民団結成当時の趣旨をふり返ってみましょう。
「全国を通じて、在留同胞の総意と要求を最も正確かつ迅速に集中把握し、それに基づいた企画、施策を賢明で効果的に執行する組織体と規約をそろえていく」(1946年10月3日、第1次宣言文の基本要領より)。当時も全同胞が団結し団員のニーズにこたえられる同胞組織づくりをめざしていたことがわかります。それから過半世紀、民族的プライドを抱き、祖国の発展に寄与しつつ、様々な民族差別を克服し、地域住民として生活基盤を築いてきたのです。
しかし、在日同胞の構成は9割以上が日本生まれの世代となりました。

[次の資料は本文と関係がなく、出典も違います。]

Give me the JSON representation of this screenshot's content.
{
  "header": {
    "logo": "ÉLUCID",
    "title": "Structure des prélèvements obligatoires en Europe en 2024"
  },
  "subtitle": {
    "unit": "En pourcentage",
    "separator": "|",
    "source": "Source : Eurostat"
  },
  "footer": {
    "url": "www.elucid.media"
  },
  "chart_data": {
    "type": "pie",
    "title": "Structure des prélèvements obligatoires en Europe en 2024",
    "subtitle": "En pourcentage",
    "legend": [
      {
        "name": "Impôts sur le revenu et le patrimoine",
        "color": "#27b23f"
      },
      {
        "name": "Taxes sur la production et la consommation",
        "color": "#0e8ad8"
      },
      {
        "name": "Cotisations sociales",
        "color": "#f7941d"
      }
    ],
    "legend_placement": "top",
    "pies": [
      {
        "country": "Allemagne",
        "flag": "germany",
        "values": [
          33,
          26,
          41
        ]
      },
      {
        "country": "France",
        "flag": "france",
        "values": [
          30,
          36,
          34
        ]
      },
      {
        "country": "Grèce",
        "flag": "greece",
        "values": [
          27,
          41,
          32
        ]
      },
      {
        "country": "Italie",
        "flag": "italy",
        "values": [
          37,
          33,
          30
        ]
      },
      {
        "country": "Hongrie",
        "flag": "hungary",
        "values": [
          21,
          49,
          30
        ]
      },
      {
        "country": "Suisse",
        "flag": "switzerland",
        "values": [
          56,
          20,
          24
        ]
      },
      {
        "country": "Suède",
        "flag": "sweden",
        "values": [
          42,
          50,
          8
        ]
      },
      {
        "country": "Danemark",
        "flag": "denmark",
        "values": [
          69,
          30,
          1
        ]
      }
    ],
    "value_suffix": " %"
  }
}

言い換えれば「生まれも育ちも日本」であり、ここ数年来、同胞の民団に対する関心の低下を憂う声が高まっていました。とくに3世以降世代の祖国と民族に対する親近感、いわば民族意識の稀薄化や国籍の多様化によって民団の求心力が問われ、次世代の育成が大きな悩みとなっています。
次世代が親しむ「集いの場」に
韓日共催2002FIFAワールドカップから1年。韓国の大躍進は私たち在日同胞に大きな感動と勇気を与えてくれました。1、2世だけなく、若い世代もそう感じたはずです。そればかりでなく、韓日両国の若者たちが双方に親しみを感じるようになりました。
まだまだ韓国と在日同胞に対する理解が薄いとはいえ、ここ数年、日本の若者にとって韓国は人気のターゲットなのです。「ウリ支部ウリチャラン運動」では、この世代に向けた取り組みも大切なのです。すでに、各地域民団で開催されている韓国語講座や韓国料理教室は、若い世代の日本市民にも高い人気を呼んでいます。
民団の第1次宣言ではこうも記されています。「過去を過去に葬り、相互理解と親善を保全し同民族のように共存・共栄しアジアの平和をめざそう…」。これは永遠のテーマなのでしょう。
地域住民であり、韓日両国の民族文化を持つ私たち在日同胞が架け橋となり、私たちの支部を団員と日本市民、とくに若い世代が自然な形でふれあえる場にしていきましょう。